Restaurants were only open for takeaway or delivery, if they even stayed open at all. 

Under stage four restrictions we were not allowed to meet with anyone else outside of our household.

We could only exercise outside the home for one hour a day. But our children couldn’t exercise on a playground — those were all closed. Only one member of a household could go to the grocery store for essential supplies — and only once a day for one hour. A curfew was instated.

We could not travel further than a three-mile radius from our home (and many police checkpoints were set up to enforce an adherence to this rule). And wearing a mask outside the home became mandatory. If the police caught you breaking these rules you would be instantly fined: $200 for not wearing a mask, and $4,957 for breaching any of the other restrictions.

Victorians were urged to get tested no matter how mild the symptoms.

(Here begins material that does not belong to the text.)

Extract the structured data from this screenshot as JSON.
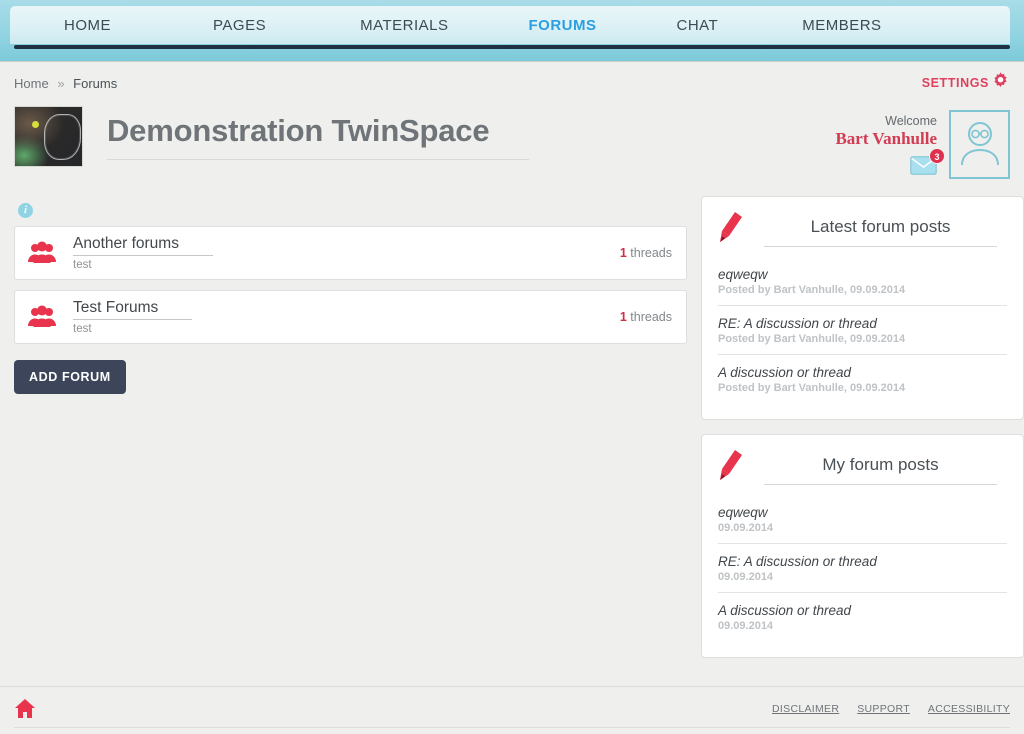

And thousands poured into drive-through testing sites for their free coronavirus test. 

Health care is, after all, universal here.

But the government went even further to help its people as the economy became threatened by this pandemic. 

If you tested positive and had to quarantine and couldn’t go to work, the government provided you with a $1,500 payment. You were also eligible for this payment if you had been in contact with a positive case and had been asked to quarantine, thus missing work.

This program will continue for the length of the pandemic.

Furthermore, the Australian government created a program for workers who were barred from going to work due to the lockdown. This program provided $1,500 every two weeks for people out of work.

This scheme has been running for months, and continues to help citizens until all sectors of work are opened back up. Businesses that have been forced to stop operating, such as my husband’s tennis coaching business, have all received $5,000 grants to ensure that these businesses will be able to operate on the other side of this pandemic.

“Until a vaccine comes there is no normal. There’s only COVID normal,” said our state premier, Dan Andrews, recently during his daily press conference. 

He went on to say: “I could not be prouder than I am today to lead a state that has shown the courage, the compassion and the character to get this job done. But it is not yet absolutely finished. Only a vaccine can give us the ultimate protection against this. So we need to be proud today. We need to be optimistic.

“We need to be confident. But we also need to be COVID safe. And I’m very confident that that’s exactly what Victorians will do.”

And it does seem that the Victorian people have come together for the greater good in this time when we were told to stay apart. 

The majority of people followed the rules and stayed home.

Even today, with restrictions easing and restaurants opening again and kids back to school, people are keeping a fair distance apart and are all wearing their face masks. Today people can now see that it was worth living through months of isolation. 

It was worth heightened levels of caution and copious amounts of hand washing. Having zero new cases for over two weeks is a great achievement.

It is also a testament to the fact that lockdowns work. 

With cases soaring in Europe and elsewhere, they too have adapted Australia’s strict lockdown measures in an effort to quell the virus.

And with cases also exploding in the States, especially in Iowa where hospitals are reaching capacity, perhaps America is next in line for strict, but effective, lockdowns?

Andra LK Guccione is a former Jefferson resident who lives in Australia. Her parents, Milan and Deb Kucerak, reside in Jefferson.